Baumschutz bedeutet vor allem einen Schutz der Wurzel- und Kronenbereiche (z.B. vor einem falschen Kronenbeschnitt, dem Zubetonieren/Abdecken mit Platten oder dem Abgraben der Wurzelbereiche).
Deshalb fordern wir:
- ein festgeschriebenes Gebot zur artgerechten Pflege und zum Erhalt der Bäume.
- eine Genehmigungspflicht für Fällungen ab einer festgesetzten Größe.
- eine Verpflichtung für Ausgleichspflanzungen mit einheimischen Pflanzen.
- eine verbindliche Festlegung von Schutzzeiten (z.B. Brut- und Blühzeiten).
Bei unseren Vorschlägen haben wir uns an der Mustersatzung des „Deutschen Städtetages“ orientiert.
Die von uns empfohlene Baumschutzsatzung finden Sie hier.
Die ablehnende Haltung der SPD- und CDU- Ausschussmitglieder basierte leider nicht auf einer sachlich-inhaltlichen Auseinandersetzung mit dem Antrag. Stattdessen Allgemeinplätze als Fakten. In neudeutsch nennt man das wohl „Fake-News“.

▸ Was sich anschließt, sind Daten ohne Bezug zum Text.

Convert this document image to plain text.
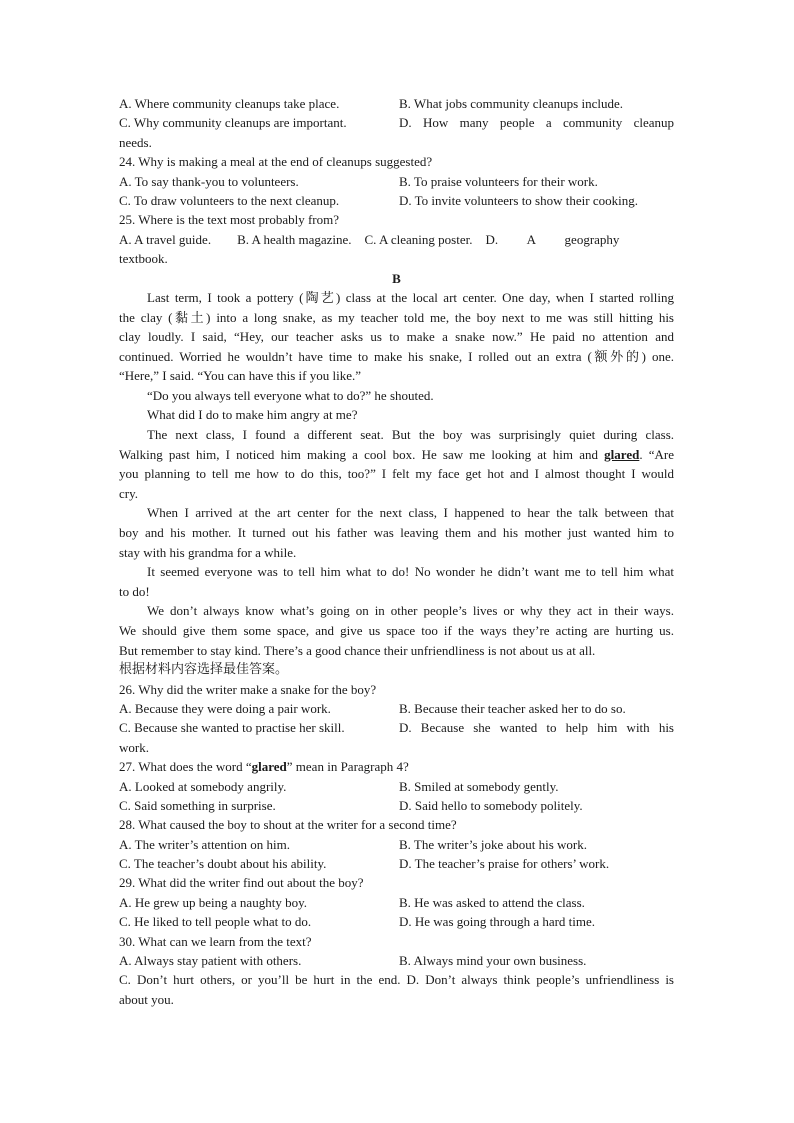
A. Where community cleanups take place.	B. What jobs community cleanups include.
C. Why community cleanups are important.	D. How many people a community cleanup
needs.
24. Why is making a meal at the end of cleanups suggested?
A. To say thank-you to volunteers.	B. To praise volunteers for their work.
C. To draw volunteers to the next cleanup.	D. To invite volunteers to show their cooking.
25. Where is the text most probably from?
A. A travel guide.        B. A health magazine.    C. A cleaning poster.    D.         A         geography
textbook.
B
Last term, I took a pottery (陶艺) class at the local art center. One day, when I started rolling
the clay (黏土) into a long snake, as my teacher told me, the boy next to me was still hitting his
clay loudly. I said, “Hey, our teacher asks us to make a snake now.” He paid no attention and
continued. Worried he wouldn’t have time to make his snake, I rolled out an extra (额外的) one.
“Here,” I said. “You can have this if you like.”
“Do you always tell everyone what to do?” he shouted.
What did I do to make him angry at me?
The next class, I found a different seat. But the boy was surprisingly quiet during class.
Walking past him, I noticed him making a cool box. He saw me looking at him and glared. “Are
you planning to tell me how to do this, too?” I felt my face get hot and I almost thought I would
cry.
When I arrived at the art center for the next class, I happened to hear the talk between that
boy and his mother. It turned out his father was leaving them and his mother just wanted him to
stay with his grandma for a while.
It seemed everyone was to tell him what to do! No wonder he didn’t want me to tell him what
to do!
We don’t always know what’s going on in other people’s lives or why they act in their ways.
We should give them some space, and give us space too if the ways they’re acting are hurting us.
But remember to stay kind. There’s a good chance their unfriendliness is not about us at all.
根据材料内容选择最佳答案。
26. Why did the writer make a snake for the boy?
A. Because they were doing a pair work.	B. Because their teacher asked her to do so.
C. Because she wanted to practise her skill.	D. Because she wanted to help him with his
work.
27. What does the word “glared” mean in Paragraph 4?
A. Looked at somebody angrily.	B. Smiled at somebody gently.
C. Said something in surprise.	D. Said hello to somebody politely.
28. What caused the boy to shout at the writer for a second time?
A. The writer’s attention on him.	B. The writer’s joke about his work.
C. The teacher’s doubt about his ability.	D. The teacher’s praise for others’ work.
29. What did the writer find out about the boy?
A. He grew up being a naughty boy.	B. He was asked to attend the class.
C. He liked to tell people what to do.	D. He was going through a hard time.
30. What can we learn from the text?
A. Always stay patient with others.	B. Always mind your own business.
C. Don’t hurt others, or you’ll be hurt in the end. D. Don’t always think people’s unfriendliness is
about you.
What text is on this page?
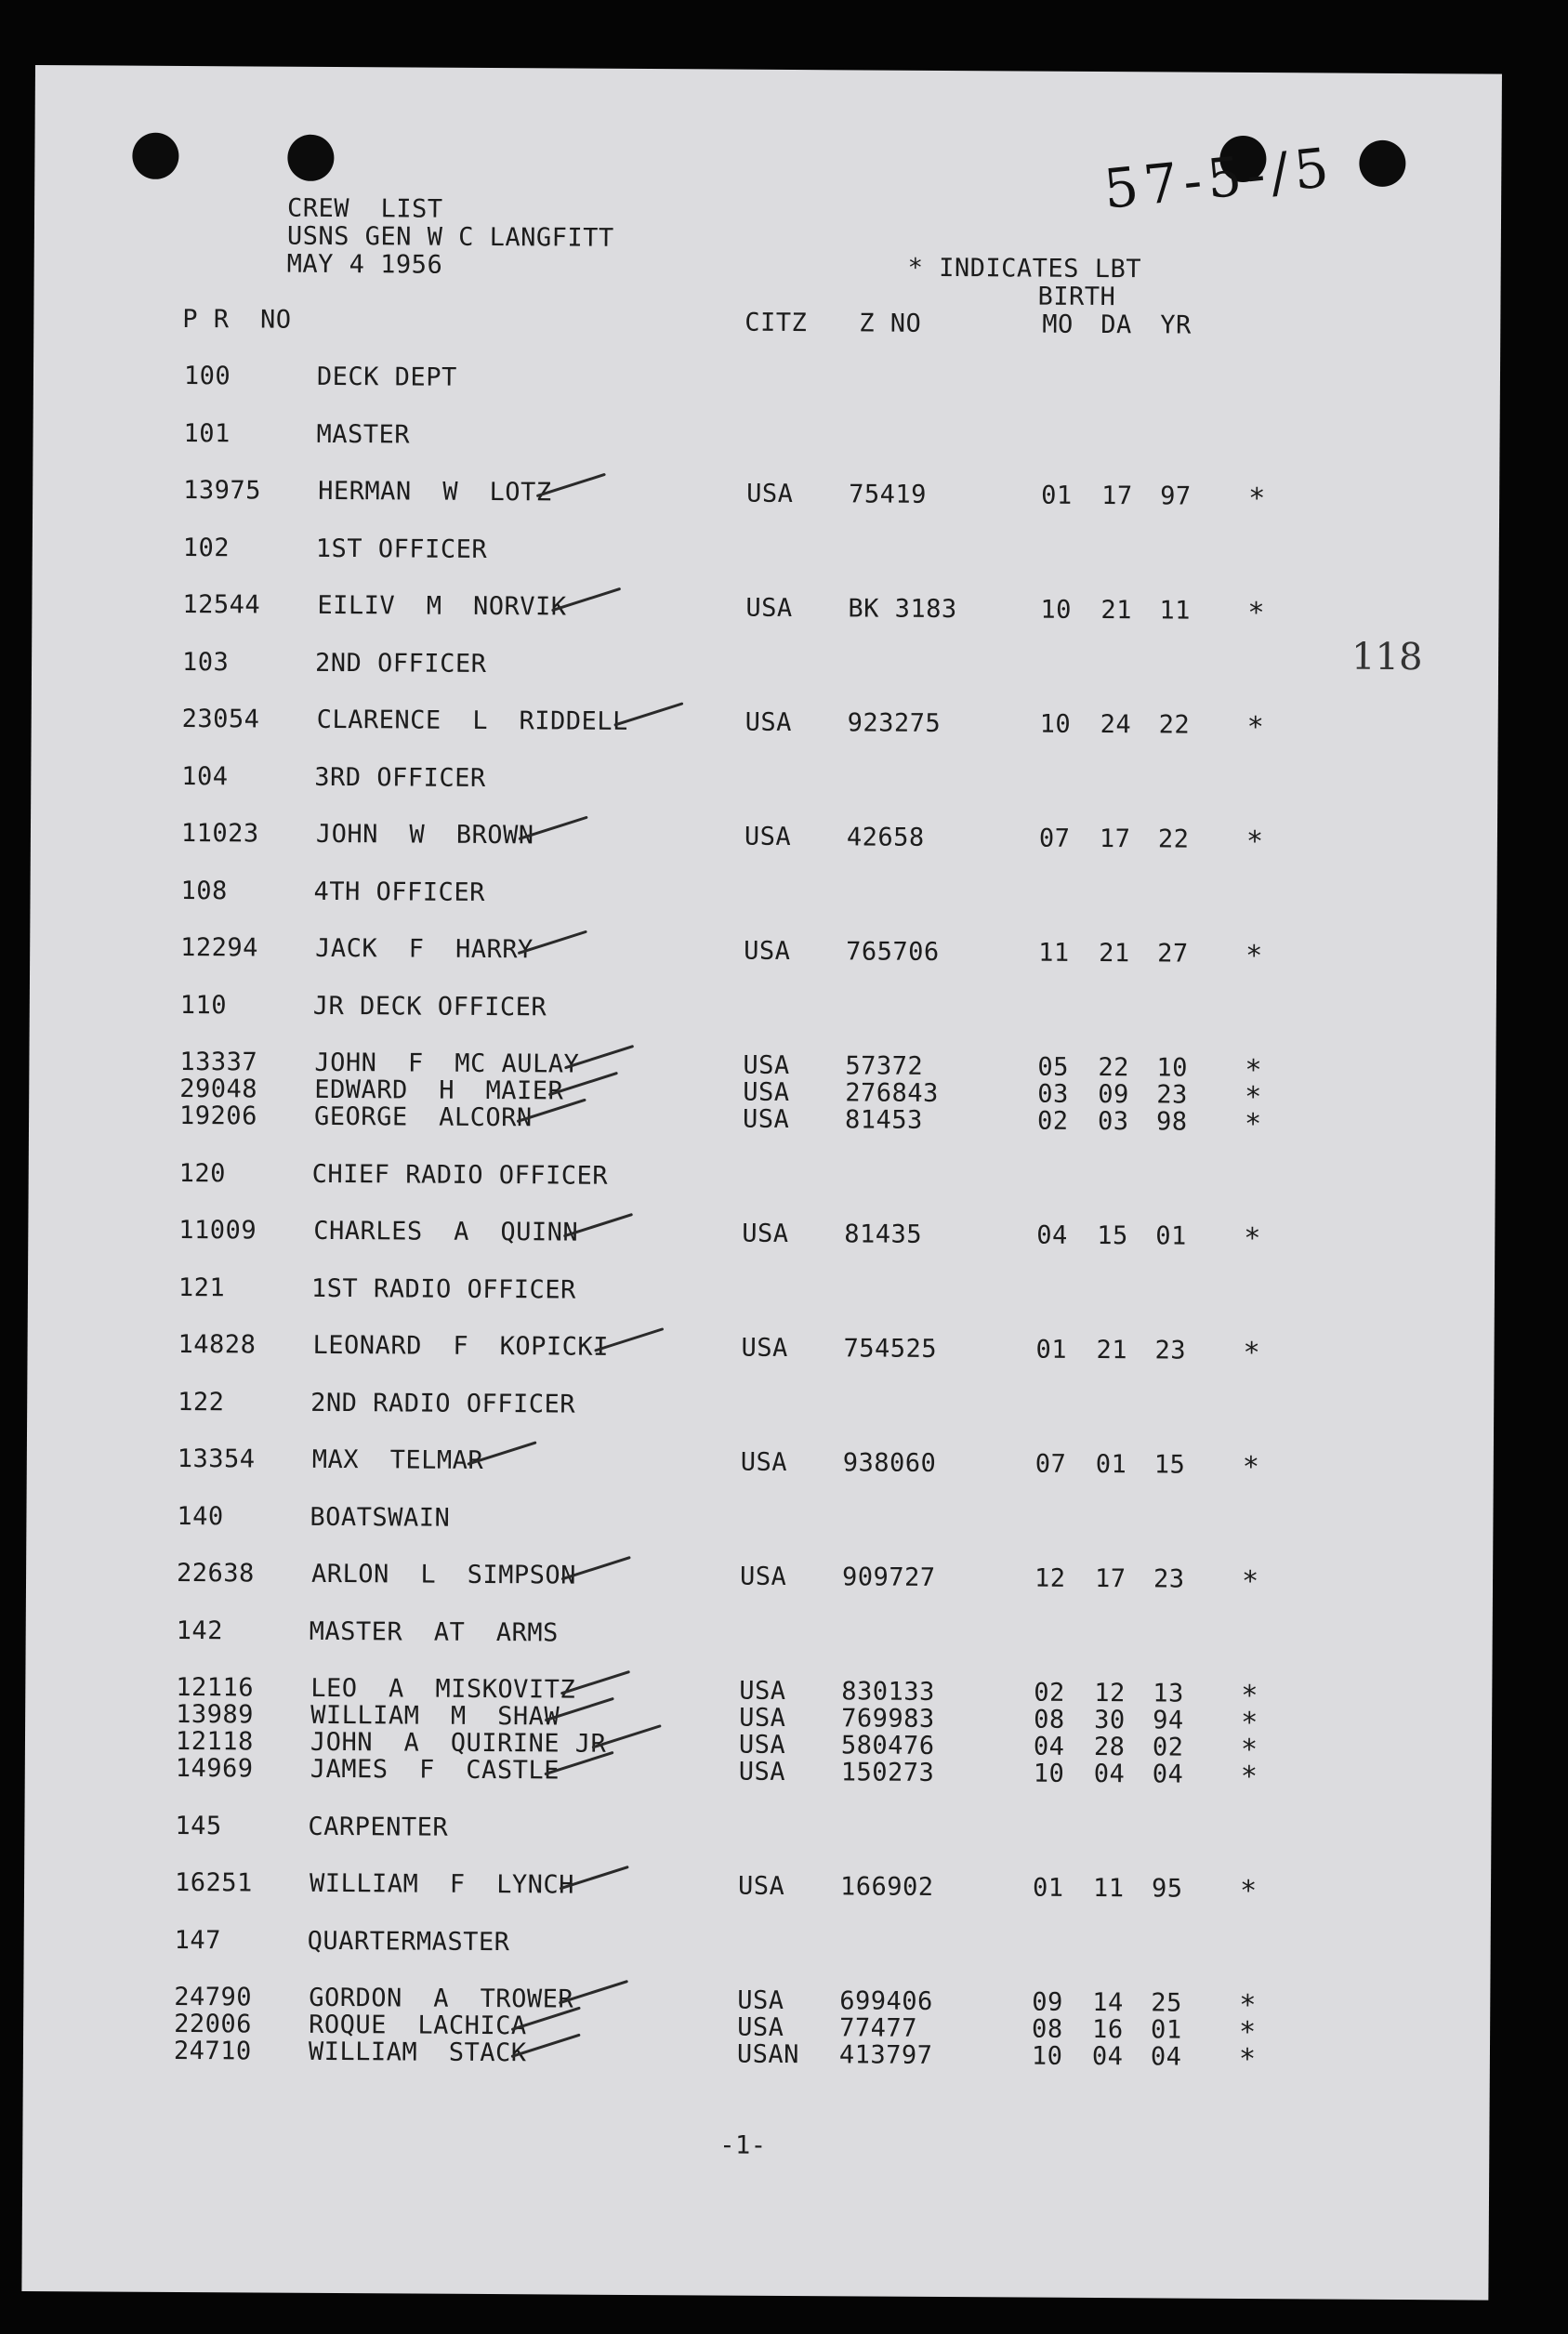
57-5-/5
CREW  LIST
USNS GEN W C LANGFITT
MAY 4 1956	* INDICATES LBT
BIRTH
P R  NO	CITZ Z NO	MO DA YR
118
100	DECK DEPT
101	MASTER
13975 HERMAN  W  LOTZ	USA 75419	01 17 97 *
102	1ST OFFICER
12544 EILIV  M  NORVIK	USA BK 3183	10 21 11 *
103	2ND OFFICER
23054 CLARENCE  L  RIDDELL	USA 923275	10 24 22 *
104	3RD OFFICER
11023 JOHN  W  BROWN	USA 42658	07 17 22 *
108	4TH OFFICER
12294 JACK  F  HARRY	USA 765706	11 21 27 *
110	JR DECK OFFICER
13337 JOHN  F  MC AULAY	USA 57372	05 22 10 *
29048 EDWARD  H  MAIER	USA 276843	03 09 23 *
19206 GEORGE  ALCORN	USA 81453	02 03 98 *
120	CHIEF RADIO OFFICER
11009 CHARLES  A  QUINN	USA 81435	04 15 01 *
121	1ST RADIO OFFICER
14828 LEONARD  F  KOPICKI	USA 754525	01 21 23 *
122	2ND RADIO OFFICER
13354 MAX  TELMAR	USA 938060	07 01 15 *
140	BOATSWAIN
22638 ARLON  L  SIMPSON	USA 909727	12 17 23 *
142	MASTER  AT  ARMS
12116 LEO  A  MISKOVITZ	USA 830133	02 12 13 *
13989 WILLIAM  M  SHAW	USA 769983	08 30 94 *
12118 JOHN  A  QUIRINE JR	USA 580476	04 28 02 *
14969 JAMES  F  CASTLE	USA 150273	10 04 04 *
145	CARPENTER
16251 WILLIAM  F  LYNCH	USA 166902	01 11 95 *
147	QUARTERMASTER
24790 GORDON  A  TROWER	USA 699406	09 14 25 *
22006 ROQUE  LACHICA	USA 77477	08 16 01 *
24710 WILLIAM  STACK	USAN 413797	10 04 04 *
-1-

Die Hauptargumente der SPD- und/oder CDU-Ausschussmitglieder gegen eine Baumschutzsatzung waren:
- Wenn wir das umsetzen, werden in kürzester Zeit vorsorglich noch viele Bäume gefällt.
Unsere Bewertung: Dieses Argument widerspricht allen belegbaren Aussagen der Niedersächsischen Landesregierung und den Erfahrungen anderer Gemeinden. Der Gemeinderat könnte bereits am 30.05.2018 eine Baumschutzsatzung verabschieden.
- Es würde eine Flut von Anträgen zur Fällung von Bäumen die Folge sein. Die Verwaltung ist auch heute bereits überlastet und könnte das Antragsvolumen nicht auffangen.
Unsere Bewertung: Dieses Argument zeichnet ein Menschenbild, das wir nicht teilen. Es unterstellt den Jesteburger Bürger*innen per se gemeinschaftsschädigendes Verhalten. Wenn es politisch mehrheitlich gewollt wäre, eine Baumschutzsatzung umzusetzen, dann muss die Verwaltung natürlich in die Lage versetzt werden, diese Aufgabe wahrzunehmen (was auch in Bendestorf funktioniert). Wir stufen den Aufwand/Nutzen als vertretbar ein.
Die Grünen sprachen sich grundsätzlich für eine Bumschutzssatzung aus, hätten aber gerne noch inhaltliche Änderungen vorgenommen.